Two weeks ago, after breakfast and prior to leaving for school, I checked my Google+ community and read Eric Sheninger's blog, "The End is Only the Beginning" where he shared that he would be leaving New Milford High School for a position at Scholastic with ICLE. Eric is one of the connected principals I follow on Twitter and Google+ and at the time, I was reading his book, Digital Leadership: Changing Paradigms for Changing Times on my Nexus tablet. Like others, I posted a comment congratulating Eric on his decision and added, "Too bad you can't do residencies in Hawaii :-)" Imagine my surprise when Eric responded that he was coming to Hawaii. I asked him, "Is it all play and no work?" to which he replied that he might be able to work something out. Well, of course I had to follow up - this was Eric Sheninger, after all - and despite the short time frame, we were able to schedule a presentation with him today. (Note: When I reflect on how we put this together, I am surprised at my audacity in asking him whether he would give up part of his vacation for us.)
I was a bit nervous; I had convinced principals to attend. Some had to rearrange meetings or miss trainings. Others needed a little more prodding; this is the last week before the new school year starts and they weren't sure they wanted to make the time to listen to someone talking about digital leadership. I didn't really know Eric; I just knew of him. What if his message didn't resonate? What if he didn't connect with the audience?
Well, I didn't have to worry. Eric was great! His experiences, his stories, the research, the slides, and the videos all added up to a presentation with so many high points.
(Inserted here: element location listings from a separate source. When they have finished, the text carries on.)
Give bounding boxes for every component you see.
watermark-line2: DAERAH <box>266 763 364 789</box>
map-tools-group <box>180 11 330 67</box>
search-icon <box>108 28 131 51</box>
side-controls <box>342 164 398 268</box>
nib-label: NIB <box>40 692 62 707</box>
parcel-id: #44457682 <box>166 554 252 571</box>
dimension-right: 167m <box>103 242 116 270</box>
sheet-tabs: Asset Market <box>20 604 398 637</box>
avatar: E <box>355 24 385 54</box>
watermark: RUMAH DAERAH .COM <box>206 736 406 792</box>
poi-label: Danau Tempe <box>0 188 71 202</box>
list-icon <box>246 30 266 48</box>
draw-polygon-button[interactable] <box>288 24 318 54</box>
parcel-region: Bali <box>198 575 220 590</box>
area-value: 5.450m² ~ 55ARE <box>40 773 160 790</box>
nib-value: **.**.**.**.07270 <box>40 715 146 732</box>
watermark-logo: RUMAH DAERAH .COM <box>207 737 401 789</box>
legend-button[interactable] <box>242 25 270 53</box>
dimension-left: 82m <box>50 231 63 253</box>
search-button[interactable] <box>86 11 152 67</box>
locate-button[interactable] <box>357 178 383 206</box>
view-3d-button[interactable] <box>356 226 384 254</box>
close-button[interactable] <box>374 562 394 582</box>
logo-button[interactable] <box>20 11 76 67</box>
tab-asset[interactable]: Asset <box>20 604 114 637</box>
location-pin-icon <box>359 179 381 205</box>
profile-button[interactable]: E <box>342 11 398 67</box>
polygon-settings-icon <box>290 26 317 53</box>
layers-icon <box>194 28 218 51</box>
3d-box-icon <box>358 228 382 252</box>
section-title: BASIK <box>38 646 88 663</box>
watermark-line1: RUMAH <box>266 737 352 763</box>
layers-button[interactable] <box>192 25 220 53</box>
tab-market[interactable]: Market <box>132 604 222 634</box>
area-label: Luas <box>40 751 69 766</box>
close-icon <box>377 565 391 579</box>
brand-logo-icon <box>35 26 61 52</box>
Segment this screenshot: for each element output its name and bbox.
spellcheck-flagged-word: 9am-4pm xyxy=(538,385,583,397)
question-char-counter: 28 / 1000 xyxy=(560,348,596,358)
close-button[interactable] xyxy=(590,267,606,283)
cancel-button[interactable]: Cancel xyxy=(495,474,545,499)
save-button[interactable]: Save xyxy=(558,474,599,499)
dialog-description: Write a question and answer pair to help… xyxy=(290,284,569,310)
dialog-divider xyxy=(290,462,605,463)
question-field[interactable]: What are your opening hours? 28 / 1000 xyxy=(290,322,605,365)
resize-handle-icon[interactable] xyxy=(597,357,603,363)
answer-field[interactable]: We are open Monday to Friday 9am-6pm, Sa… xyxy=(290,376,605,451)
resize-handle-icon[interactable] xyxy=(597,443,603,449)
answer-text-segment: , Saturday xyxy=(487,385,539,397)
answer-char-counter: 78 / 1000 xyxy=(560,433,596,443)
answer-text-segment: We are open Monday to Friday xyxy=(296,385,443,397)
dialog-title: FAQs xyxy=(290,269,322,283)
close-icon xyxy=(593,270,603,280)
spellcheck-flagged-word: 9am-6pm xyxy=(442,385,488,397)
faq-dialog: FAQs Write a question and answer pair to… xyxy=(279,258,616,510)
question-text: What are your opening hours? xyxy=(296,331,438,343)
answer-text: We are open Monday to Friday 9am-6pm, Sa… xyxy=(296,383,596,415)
We especially saw his pride when he shared news stories about his students at New Milford High School who were doing amazing things using technology as a tool to collaborate, communicate, think critically, and create - essential skills for global citizens. I was astounded by a project, "Let's Make Some Good Art" by Sarah, a sophomore student. Her thoughtful insights and reflections were mature for someone so young, and I am tempted to send the link to education policy makers so they can see the possibilities when we trust our students to use mobile learning devices as a tool to share their learnings.
For me, Eric's presentation was validation that we are on the right track at our school. We aren't anywhere near New Milford High School, but we are communicating with our community through social media, and students share their learnings using Web 2.0 tools. We've done coding, participated in the Cardboard Challenge, and have started dabbling in Minecraft where student groups created their own community. We share documents, presentations, etc. using Google Drive, and we have a private Google+ community for our teachers to share resources, photos, ideas, ask questions, and discuss concerns. We know we can do more, though, and that will be one of my personal goals for next school year.
At a recent presentation I attended at ISTE, presenter George Couros shared, "We shouldn't be engaging students; we should be empowering them." That, to me, is what we need to strive for as we become digital leaders in a changing world - empowering our staff and our students to ask, "What if?" or "How can I?" or "Why not?" and then supporting them in their efforts and giving them the confidence to learn from their mistakes.
As a school principal, it is my hope that more of my colleagues will see the value of using social media to communicate and to connect with others as part of a personal learning network. Eric Sheninger has planted the seeds with his presentation today; now it is up to us to support each other so we can grow and flourish as digital school leaders and as a school community. Our students are counting on us.